Woods Julie E, Snelson Anne, Kok Joanne, Leger Melinda A, Wei Jenny, Hung Jessica, Rio Ruth, Medara Sujatha, Prasad Seema, Ganesh Kalaiselvi, Kerr Peter G, Polkinghorne Kevan R
Department of Nutrition and Dietetics, Monash Medical Centre, Monash Health, Melbourne, Victoria, Australia.
Department of Nephrology, Monash Medical Centre, Monash Health, Melbourne, Victoria, Australia.
Clin Kidney J. 2024 Jul 16;17(8):sfae217. doi: 10.1093/ckj/sfae217. eCollection 2024 Aug.
Very low calorie diets (VLCDs) are an obesity treatment option in the general population, but their efficacy and safety in patients on haemodialysis (HD) is unknown.

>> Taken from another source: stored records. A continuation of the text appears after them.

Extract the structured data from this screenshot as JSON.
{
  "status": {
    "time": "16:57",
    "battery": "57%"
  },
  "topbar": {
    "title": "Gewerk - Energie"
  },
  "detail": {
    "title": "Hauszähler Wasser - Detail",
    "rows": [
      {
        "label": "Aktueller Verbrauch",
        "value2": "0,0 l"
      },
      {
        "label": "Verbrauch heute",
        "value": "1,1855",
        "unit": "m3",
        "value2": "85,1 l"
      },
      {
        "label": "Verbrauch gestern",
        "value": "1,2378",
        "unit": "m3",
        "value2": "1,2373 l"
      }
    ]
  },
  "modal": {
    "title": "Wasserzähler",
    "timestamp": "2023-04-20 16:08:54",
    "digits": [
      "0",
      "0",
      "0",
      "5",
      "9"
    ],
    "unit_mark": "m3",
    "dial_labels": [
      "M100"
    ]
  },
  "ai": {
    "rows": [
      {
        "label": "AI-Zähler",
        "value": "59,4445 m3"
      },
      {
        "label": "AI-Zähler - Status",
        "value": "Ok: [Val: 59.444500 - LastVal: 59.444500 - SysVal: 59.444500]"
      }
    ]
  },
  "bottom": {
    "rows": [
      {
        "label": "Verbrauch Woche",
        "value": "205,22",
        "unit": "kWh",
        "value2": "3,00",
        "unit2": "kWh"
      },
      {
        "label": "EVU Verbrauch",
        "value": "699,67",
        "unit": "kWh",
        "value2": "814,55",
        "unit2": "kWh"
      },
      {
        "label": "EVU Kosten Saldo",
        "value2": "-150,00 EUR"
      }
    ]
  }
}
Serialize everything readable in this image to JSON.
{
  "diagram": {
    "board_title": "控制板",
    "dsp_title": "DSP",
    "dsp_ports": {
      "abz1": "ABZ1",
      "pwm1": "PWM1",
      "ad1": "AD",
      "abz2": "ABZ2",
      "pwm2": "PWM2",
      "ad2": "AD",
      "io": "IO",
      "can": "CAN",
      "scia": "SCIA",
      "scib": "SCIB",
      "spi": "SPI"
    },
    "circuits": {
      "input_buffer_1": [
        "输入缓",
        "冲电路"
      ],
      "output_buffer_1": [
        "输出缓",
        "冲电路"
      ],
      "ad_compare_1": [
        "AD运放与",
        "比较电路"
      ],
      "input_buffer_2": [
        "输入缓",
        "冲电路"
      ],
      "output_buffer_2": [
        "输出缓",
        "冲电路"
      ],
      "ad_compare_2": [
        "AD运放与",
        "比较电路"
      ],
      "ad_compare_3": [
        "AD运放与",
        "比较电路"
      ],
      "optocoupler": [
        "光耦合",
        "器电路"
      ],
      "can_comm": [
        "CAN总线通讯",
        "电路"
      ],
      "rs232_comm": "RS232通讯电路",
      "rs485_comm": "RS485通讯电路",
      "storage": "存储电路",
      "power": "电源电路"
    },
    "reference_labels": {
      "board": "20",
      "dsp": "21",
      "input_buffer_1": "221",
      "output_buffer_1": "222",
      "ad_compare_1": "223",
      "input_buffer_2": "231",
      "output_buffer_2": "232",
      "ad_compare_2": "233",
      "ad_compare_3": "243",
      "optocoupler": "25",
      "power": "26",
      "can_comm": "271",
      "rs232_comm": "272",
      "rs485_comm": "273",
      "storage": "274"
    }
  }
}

Prospective single arm study of VLCD in haemodialysis patients. All participants received 2.5-3.3 MJ/day for 12 weeks. Weekly assessment of VLCD, pre- and post-dialysis weight, inter-dialytic weight gain, and blood electrolytes occurred for the first 4 weeks, then fortnightly for another 8 weeks. Linear mixed models compared the change in weight over time as well as biochemical outcomes including potassium.
Twenty-two participants [nine home HD (HHD) and 13 satellite HD (SHD)] enrolled with 19 completing the 12-week intervention. Mean post-dialysis weight declined from 121.1 kg at baseline to 109.9 at week 12 resulting in average decline of 0.88 kg per week (95% C.I. 0.71, 1.05, < .001) with 12-week mean percentage weight loss9.3% (SD 3.5). Mean post-dialysis body mass index declined from 40.9 kg/m at baseline to 37.1 kg/m at week 12 (95% C.I. 0.25, 0.35, < .001). Serum potassium rose from week 1 to 3, stabilized during weeks 4 to 6, and fell from week 8, returning near baseline by week 12. Six of the nine (66.6%) HHD participants and seven of the 13 (70%) SHD participants had at least one episode of hyperkalaemia ( > 6 mmol/l). There were no clinical changes in serum sodium, corrected calcium, or phosphate levels during the study.
VLCD with dietitian supervision was effective in producing significant weight reduction, with an acceptable safety profile in patients treated with haemodialysis.
极低热量饮食(VLCDs)是普通人群肥胖治疗的一种选择,但在血液透析(HD)患者中的疗效和安全性尚不清楚。
对血液透析患者进行VLCD的前瞻性单臂研究。所有参与者在12周内每天摄入2.5 - 3.3兆焦耳。在最初4周每周评估VLCD、透析前和透析后体重、透析间期体重增加以及血液电解质,之后8周每两周评估一次。线性混合模型比较了体重随时间的变化以及包括钾在内的生化指标。
22名参与者[9名家庭血液透析(HHD)和13名卫星血液透析(SHD)]入组,19名完成了12周的干预。透析后平均体重从基线时的121.1千克降至第12周时的109.9千克,平均每周下降0.88千克(95%置信区间0.71, 1.05,P <.001),12周时平均体重减轻百分比为9.3%(标准差3.5)。透析后平均体重指数从基线时的40.9千克/平方米降至第12周时的37.1千克/平方米(95%置信区间0.25, 0.35,P <.001)。血清钾从第1周升至第3周,在第4至6周稳定,从第8周开始下降,到第12周接近基线水平。9名HHD参与者中有6名(66.6%),13名SHD参与者中有7名(70%)至少有一次高钾血症发作(> 6毫摩尔/升)。研究期间血清钠、校正钙或磷酸盐水平无临床变化。
在营养师监督下的VLCD能有效显著减轻体重,对接受血液透析治疗的患者具有可接受的安全性。